We often talk about being on call as being a bad thing. For example, the night
before I wrote this my phone woke me up in the middle of the night because
something went wrong on a computer. That’s no fun! I was grumpy.
In this post, though, we’re going to talk about what you can learn from being
on call and how it can make you a better software engineer!. And to learn from
being on call you don’t necessarily need to get woken up in the middle of the
night. By “being on call”, here, I mean “being responsible for your code when
it breaks”. It could mean waking up to issues that happened overnight and
needing to fix them during your workday!
Everything in here is synthesized from an amazing Twitter thread by Charity Majors where she asked “How has being on call made you a better engineer?”: https://twitter.com/mipsytipsy/status/847508734188191745
Learn what kinds of production problems are common and uncommon
When you’re designing a system, you need to design for its error cases!
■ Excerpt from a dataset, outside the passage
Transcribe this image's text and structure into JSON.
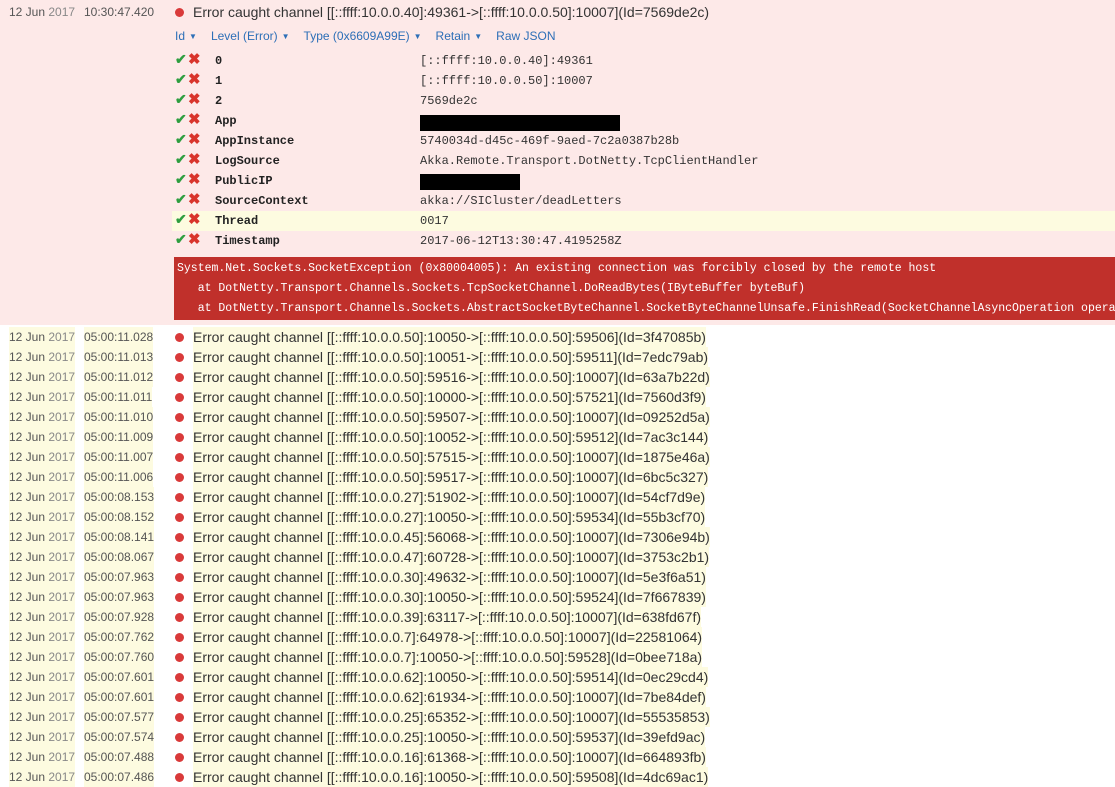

When I
was just starting out as an engineer, I found coming up with error cases really
hard. ANYTHING could go wrong! But it’s important to have a better model of
system failure than “anything could go wrong, protect against everything!”
because often you have to prioritize where to spend your time, and you should
spend your time worrying about edge cases that are actually likely to happen.
Being on call can teach you very fast what kinds of edge cases your system runs
For example, after seeing some software fail, I know that DNS queries can fail.
It’s useful to have error handling for DNS queries (and network requests in
general), even if you think the servers you’re talking to are mostly reliable!
I also know that in principle RAM can be faulty (when you set a value in memory, it can get set to something else!) but it’s not something that’s ever happened to me in practice (yet!) so I worry about it less. (this might be because servers use ECC memory?) This post Exploiting the DRAM rowhammer bug to gain kernel privileges is a good example about how you can use RAM being faulty to make an exploit.
Learn to build in monitoring and diagnostics early
There’s nothing quite like a system breaking, being in charge of fixing it, and
having no way of seeing what’s wrong to convince you of the value of building
monitoring and logging into your application.
Being on call will teach you quickly what kinds of diagnostics you need to
debug your application. If you get paged because your application is taking an
abnormally long time to make database queries, you can start monitoring how
long your database queries take! Then next time it’ll be much easier for the
person on call to see if that’s the problem.
The great thing about this is that these lessons last even beyond your current
on-call rotations – you can notice “hey, every time I write a program I end up
logging how long its database queries take, I’ll just put that in at the
beginning this time!”
Understand the parts of the system that aren’t yours
It’s easy to think of the parts of the system you don’t own as a black box. “I
just make database queries and they work, it’s fine, the database team is in
charge of the database”.
But it’s actually incredibly useful to have a basic understanding of the
limitations of the systems you work with! If you’re working on the backend for
a web application, you want to know how many queries it’s okay to make to your
database, approximately how much network bandwidth you have to work with, how
much it’s okay to write to disk, and more.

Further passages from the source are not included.